Saturday, July 5, 2008

Doxorubicin Liposome Injection (Doxil) Approved for AIDS-Related Kaposi's Sarcoma

Doxorubicin Liposome Injection (Doxil) Approved for AIDS-Related Kaposi's Sarcoma

On June 10, the FDA approved a new indication for doxorubicin HCl liposome injection (Doxil; Alza Corp), allowing its use for the treatment of AIDS-related Kaposi's sarcoma after failure of previous systemic chemotherapy or intolerance to such therapy.

The recommended dose for patients with Kaposi's sarcoma is 20 mg/m2 (doxorubicin HCl equivalent), administered intravenously once every 3 weeks. Duration of treatment may vary according to efficacy and tolerance.

An initial infusion rate of 1 mg/minute is advised to minimize the risk for infusion-related reactions; if none are observed, the rate should be increased to complete administration of the drug for 1 hour. Dose delays and adjustments may be required for adverse events such as hand-foot syndrome, hematologic toxicities, and stomatitis.

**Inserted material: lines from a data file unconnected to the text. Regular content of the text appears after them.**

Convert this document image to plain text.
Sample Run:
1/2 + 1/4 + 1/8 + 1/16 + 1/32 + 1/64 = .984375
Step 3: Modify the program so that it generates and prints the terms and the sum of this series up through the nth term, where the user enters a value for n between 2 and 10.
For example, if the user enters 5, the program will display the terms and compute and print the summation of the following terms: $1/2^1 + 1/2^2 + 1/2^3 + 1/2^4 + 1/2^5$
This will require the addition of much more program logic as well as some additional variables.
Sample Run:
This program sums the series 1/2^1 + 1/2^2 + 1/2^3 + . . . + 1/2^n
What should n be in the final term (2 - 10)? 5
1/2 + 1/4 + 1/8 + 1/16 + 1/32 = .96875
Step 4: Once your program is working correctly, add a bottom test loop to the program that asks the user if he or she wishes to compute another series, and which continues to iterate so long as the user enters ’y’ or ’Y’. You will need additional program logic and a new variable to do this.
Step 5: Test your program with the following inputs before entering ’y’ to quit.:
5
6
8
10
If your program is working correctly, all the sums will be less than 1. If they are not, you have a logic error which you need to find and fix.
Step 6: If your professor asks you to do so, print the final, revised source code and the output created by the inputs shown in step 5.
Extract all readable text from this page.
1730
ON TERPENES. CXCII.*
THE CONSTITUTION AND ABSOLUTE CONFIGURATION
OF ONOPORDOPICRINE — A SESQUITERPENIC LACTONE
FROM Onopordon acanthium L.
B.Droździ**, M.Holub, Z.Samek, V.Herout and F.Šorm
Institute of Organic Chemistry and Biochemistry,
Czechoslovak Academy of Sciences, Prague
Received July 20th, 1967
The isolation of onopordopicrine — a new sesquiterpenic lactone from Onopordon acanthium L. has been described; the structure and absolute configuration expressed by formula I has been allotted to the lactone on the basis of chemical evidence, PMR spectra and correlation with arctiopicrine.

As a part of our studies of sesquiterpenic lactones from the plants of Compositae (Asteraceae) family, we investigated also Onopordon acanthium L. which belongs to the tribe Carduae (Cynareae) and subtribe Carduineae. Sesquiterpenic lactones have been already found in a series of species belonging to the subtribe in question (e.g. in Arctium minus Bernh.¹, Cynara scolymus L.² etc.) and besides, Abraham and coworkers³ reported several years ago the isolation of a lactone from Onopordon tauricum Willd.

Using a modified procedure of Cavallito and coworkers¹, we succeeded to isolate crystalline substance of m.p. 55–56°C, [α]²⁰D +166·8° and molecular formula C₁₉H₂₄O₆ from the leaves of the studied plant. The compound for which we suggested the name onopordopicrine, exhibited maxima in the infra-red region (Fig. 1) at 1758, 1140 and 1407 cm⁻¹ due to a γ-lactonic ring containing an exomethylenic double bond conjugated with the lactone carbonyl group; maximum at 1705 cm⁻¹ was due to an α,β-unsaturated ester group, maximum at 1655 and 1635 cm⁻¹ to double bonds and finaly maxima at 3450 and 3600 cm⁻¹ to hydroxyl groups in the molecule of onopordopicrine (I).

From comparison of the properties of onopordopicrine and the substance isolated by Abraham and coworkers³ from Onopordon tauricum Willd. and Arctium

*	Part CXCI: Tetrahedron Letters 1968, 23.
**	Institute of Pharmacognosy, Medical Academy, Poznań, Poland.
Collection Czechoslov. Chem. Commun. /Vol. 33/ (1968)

The approval was based on data from an open-label, single-group, multicenter study of 77 patients with disease progression while receiving previous systemic combination therapy, 49 (64%) of whom had received doxorubicin HCl previously. Median time of the study was 155 days (range, 1 - 456 days), and the median cumulative dose was 154 mg/m2 (range, 20 - 620 mg/m2).

Therapeutic efficacy was evaluated in 2 analyses, the first being based on investigator assessment of changes in lesions over the entire body and the second on changes in up to 5 prospectively defined indicator lesions.

Results of the investigator assessment showed that 27% of patients achieved a partial response, defined as no new lesions, sites of disease, or worsening edema; flattening of 50% or more previously raised lesions or area of indicator lesions decreasing by 50% or more; and response lasting at least 21 days with no previous progression. The median time to response was 43 days (range, 15 - 133 days), and median duration of response was 73 days (range, 42 - 210 days).

A similar response rate (30%) was observed for patients who received doxorubicin previously, with a median time to response of 53 days (range, 15 - 109 days) and median duration of 89 days (range, 42 - 210 days).

Indicator lesion assessments revealed partial response rates of 48% for patients overall and 52% for those previously exposed to doxorubicin. The median time to lesion partial response for all patients was 22 days (range, 15 - 109 days), and its median duration was 71 days (range, 22 to ≥ 210 days). For those who had previously received doxorubicin, median time to response was 48 days (range, 15 - 109 days), and its duration was 79 days (range, 35 to ≥ 210 days).

After myelosuppression, the most commonly reported nonhematologic adverse events (incidence, ≥ 5%) reported in the study included nausea, asthenia, fever, alopecia, alkaline phosphatase increase, vomiting, diarrhea, stomatitis, and oral moniliasis.

Doxorubicin liposome injection was previously approved for the treatment of ovarian cancer after failure of platinum-based chemotherapy and in combination with bortezomib for the treatment of multiple myeloma in bortezomib-naive patients who have received at least 1 therapy previously.